6. Il résulte de ce qui précède que, si la demande de délivrance d'un titre de séjour formulée par Mme B le 12 septembre 2019, a fait l'objet d'un rejet implicite à l'expiration d'un délai de quatre mois à compter de la date de réception de la demande par l'administration, la décision expresse du 10 novembre 2020 par laquelle le préfet de la Seine-Maritime a classé sans suite pour irrecevabilité la demande de titre de séjour s'est substituée à la première décision. Dans ces conditions, les conclusions de la requête dirigées contre la décision implicite de rejet de la demande de titre de séjour doivent être regardées comme étant dirigées contre la décision explicite et, cette décision faisant grief à Mme B, sa requête de n'est pas dépourvue d'objet. Par suite, il y a lieu de statuer sur les conclusions tendant à l'annulation de cette décision.

Sur les conclusions à fin d'annulation :

7. Le préfet fait valoir qu'il a convoqué à deux reprises Mme B en vue de l'instruction de sa demande de titre de séjour, sans que Mme B ne se présente aux services de la préfecture. Toutefois, et alors que l'intéressée conteste avoir reçu les convocations des services de la préfecture et doit ainsi être regardée comme soulevant un moyen tiré de l'erreur de fait du motif de rejet de la demande de titre de séjour sur lequel se fonde la décision du 10 novembre 2020, le préfet n'apporte aucun élément de nature à établir, alors que la charge de la preuve lui incombe, que ces convocations des 17 juillet 2020 et 15 octobre 2020 ont été dûment notifiées à Mme B. Par suite, faute d'établir la transmission des courriers de convocation, le moyen tiré de l'erreur de fait doit être accueilli.

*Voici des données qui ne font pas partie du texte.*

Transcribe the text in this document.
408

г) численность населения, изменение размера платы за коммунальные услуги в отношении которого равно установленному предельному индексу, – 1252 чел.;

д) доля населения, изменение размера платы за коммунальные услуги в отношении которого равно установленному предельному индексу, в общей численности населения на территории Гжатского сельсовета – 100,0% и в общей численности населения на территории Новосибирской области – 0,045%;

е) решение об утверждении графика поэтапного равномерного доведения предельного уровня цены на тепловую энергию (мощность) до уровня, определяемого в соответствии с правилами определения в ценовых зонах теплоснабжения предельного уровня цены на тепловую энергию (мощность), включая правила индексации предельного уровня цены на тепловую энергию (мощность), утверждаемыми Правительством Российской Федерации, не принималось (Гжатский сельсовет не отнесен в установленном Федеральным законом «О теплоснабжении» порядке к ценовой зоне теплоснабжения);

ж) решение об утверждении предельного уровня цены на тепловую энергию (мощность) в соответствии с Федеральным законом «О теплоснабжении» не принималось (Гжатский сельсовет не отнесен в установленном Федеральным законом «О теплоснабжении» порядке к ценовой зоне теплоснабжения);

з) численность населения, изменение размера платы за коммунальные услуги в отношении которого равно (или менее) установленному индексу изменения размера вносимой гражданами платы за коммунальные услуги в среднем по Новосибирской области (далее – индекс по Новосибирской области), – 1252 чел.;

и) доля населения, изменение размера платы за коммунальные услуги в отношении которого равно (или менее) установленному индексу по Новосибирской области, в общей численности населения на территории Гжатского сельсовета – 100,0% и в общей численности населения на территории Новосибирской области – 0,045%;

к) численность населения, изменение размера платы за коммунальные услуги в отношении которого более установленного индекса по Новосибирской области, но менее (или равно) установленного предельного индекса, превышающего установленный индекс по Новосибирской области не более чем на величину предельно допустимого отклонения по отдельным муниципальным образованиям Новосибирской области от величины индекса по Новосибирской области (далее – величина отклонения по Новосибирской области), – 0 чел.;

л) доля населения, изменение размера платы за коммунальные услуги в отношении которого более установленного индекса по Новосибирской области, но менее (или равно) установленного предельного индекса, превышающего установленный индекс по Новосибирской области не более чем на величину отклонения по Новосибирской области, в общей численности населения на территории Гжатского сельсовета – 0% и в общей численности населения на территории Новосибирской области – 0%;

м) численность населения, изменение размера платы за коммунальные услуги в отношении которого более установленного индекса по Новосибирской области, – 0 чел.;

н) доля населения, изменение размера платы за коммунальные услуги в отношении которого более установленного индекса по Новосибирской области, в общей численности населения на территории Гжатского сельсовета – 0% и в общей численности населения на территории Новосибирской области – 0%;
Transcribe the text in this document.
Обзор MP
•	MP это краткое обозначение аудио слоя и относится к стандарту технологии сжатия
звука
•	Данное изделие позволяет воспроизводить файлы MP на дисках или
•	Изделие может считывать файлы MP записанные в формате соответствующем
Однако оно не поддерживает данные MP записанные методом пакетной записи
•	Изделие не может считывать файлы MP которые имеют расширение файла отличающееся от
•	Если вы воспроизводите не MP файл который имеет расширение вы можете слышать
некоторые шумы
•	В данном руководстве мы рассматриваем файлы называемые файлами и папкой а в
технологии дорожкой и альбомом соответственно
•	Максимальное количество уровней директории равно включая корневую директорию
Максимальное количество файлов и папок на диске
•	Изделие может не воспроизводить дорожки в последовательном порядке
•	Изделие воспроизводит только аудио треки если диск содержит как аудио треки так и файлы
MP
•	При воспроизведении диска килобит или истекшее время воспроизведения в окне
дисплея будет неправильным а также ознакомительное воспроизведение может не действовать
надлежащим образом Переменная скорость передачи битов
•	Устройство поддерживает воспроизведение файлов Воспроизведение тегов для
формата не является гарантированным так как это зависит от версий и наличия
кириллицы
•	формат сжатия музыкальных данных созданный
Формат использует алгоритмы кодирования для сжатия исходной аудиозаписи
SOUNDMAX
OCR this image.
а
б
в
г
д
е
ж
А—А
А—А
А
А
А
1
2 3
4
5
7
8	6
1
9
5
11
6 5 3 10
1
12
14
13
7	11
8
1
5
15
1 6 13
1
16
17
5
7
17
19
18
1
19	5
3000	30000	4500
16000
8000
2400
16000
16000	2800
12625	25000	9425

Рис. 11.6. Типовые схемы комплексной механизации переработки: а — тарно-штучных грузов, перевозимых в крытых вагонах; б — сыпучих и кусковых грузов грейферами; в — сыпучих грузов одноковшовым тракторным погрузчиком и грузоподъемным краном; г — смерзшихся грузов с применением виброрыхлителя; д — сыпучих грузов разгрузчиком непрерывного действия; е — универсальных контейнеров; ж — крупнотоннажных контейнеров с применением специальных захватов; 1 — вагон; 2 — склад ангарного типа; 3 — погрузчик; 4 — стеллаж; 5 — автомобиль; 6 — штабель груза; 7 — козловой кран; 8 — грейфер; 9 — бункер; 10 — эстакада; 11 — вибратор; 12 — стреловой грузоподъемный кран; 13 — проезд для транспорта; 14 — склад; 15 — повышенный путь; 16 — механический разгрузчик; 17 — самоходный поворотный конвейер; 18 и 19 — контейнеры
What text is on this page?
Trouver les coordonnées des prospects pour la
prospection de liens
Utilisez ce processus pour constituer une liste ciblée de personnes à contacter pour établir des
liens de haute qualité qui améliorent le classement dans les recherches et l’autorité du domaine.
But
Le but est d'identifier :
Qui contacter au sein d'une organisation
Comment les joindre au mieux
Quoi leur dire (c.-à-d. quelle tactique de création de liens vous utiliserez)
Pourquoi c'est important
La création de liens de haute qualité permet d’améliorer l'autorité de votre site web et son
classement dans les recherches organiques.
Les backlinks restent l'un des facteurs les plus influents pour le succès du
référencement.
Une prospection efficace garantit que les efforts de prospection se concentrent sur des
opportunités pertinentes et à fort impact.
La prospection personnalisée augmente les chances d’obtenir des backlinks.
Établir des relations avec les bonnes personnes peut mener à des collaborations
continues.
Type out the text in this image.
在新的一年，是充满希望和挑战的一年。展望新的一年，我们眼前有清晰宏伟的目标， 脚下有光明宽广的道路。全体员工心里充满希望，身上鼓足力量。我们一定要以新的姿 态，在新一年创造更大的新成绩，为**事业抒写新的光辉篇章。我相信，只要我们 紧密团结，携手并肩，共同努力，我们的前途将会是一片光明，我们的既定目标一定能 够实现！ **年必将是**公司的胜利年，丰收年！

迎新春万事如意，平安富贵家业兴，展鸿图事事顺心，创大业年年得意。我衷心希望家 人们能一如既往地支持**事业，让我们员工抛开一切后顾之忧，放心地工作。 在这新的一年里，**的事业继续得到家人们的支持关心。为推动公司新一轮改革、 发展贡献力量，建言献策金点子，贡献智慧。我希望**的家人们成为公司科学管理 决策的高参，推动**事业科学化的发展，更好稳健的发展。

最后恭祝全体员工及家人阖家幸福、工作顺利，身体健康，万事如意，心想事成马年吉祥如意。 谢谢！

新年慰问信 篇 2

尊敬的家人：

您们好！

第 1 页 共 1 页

8. Il résulte de ce qui précède, sans qu'il soit besoin de se prononcer sur les autres moyens de la requête, que Mme B est fondée à demander l'annulation de la décision du 10 novembre 2020 par laquelle le préfet de la Seine-Maritime a classé sans suite sa demande de délivrance d'un titre de séjour.

Sur les conclusions à fin d'injonction :

9. Il y a lieu d'enjoindre au préfet territorialement compétent de procéder au réexamen de la situation de Mme B dans le délai de deux mois à compter de la notification du présent jugement, sans qu'il soit besoin d'assortir cette mesure d'une astreinte.

Sur les frais liés au litige :

10. Mme B n'a pas sollicité le bénéfice de l'aide juridictionnelle. Par suite, son avocate ne peut se prévaloir de l'application combinée des dispositions des articles L. 761-1 du code de justice administrative et 37 de la loi du 10 juillet 1991. Par suite, il y a lieu, en tout état de cause, de rejeter ses conclusions au titre des frais d'instance.

D E C I D E :

Article 1er : La décision du 10 novembre 2020 du préfet de la Seine-Maritime est annulée.

Article 2 : Il est enjoint au préfet territorialement compétent de procéder au réexamen de la situation de Mme B dans le délai de deux mois à compter de la notification du présent jugement.

Article 3 : Le surplus des conclusions de la requête est rejeté.

Article 4 : Le présent jugement sera notifié à Mme C B, à Me Elatrassi-Diome et au préfet de la Seine-Maritime.

Délibéré après l'audience du 29 novembre 2022, à laquelle siégeaient :

- Mme Boyer, présidente,

- M. Guiral, conseiller,

- Mme Boucetta, conseillère.

Rendu public par mise à disposition au greffe le 27 décembre 2022.

La rapporteure,

H. A

La présidente,

C. BOYER Le greffier,

J.-L. MICHEL

La République mande et ordonne au préfet de la Seine-Maritime en ce qui le concerne, ou à tous commissaires de justice à ce requis en ce qui concerne les voies de droit commun, contre les parties privées, de pourvoir à l'exécution de la présente décision.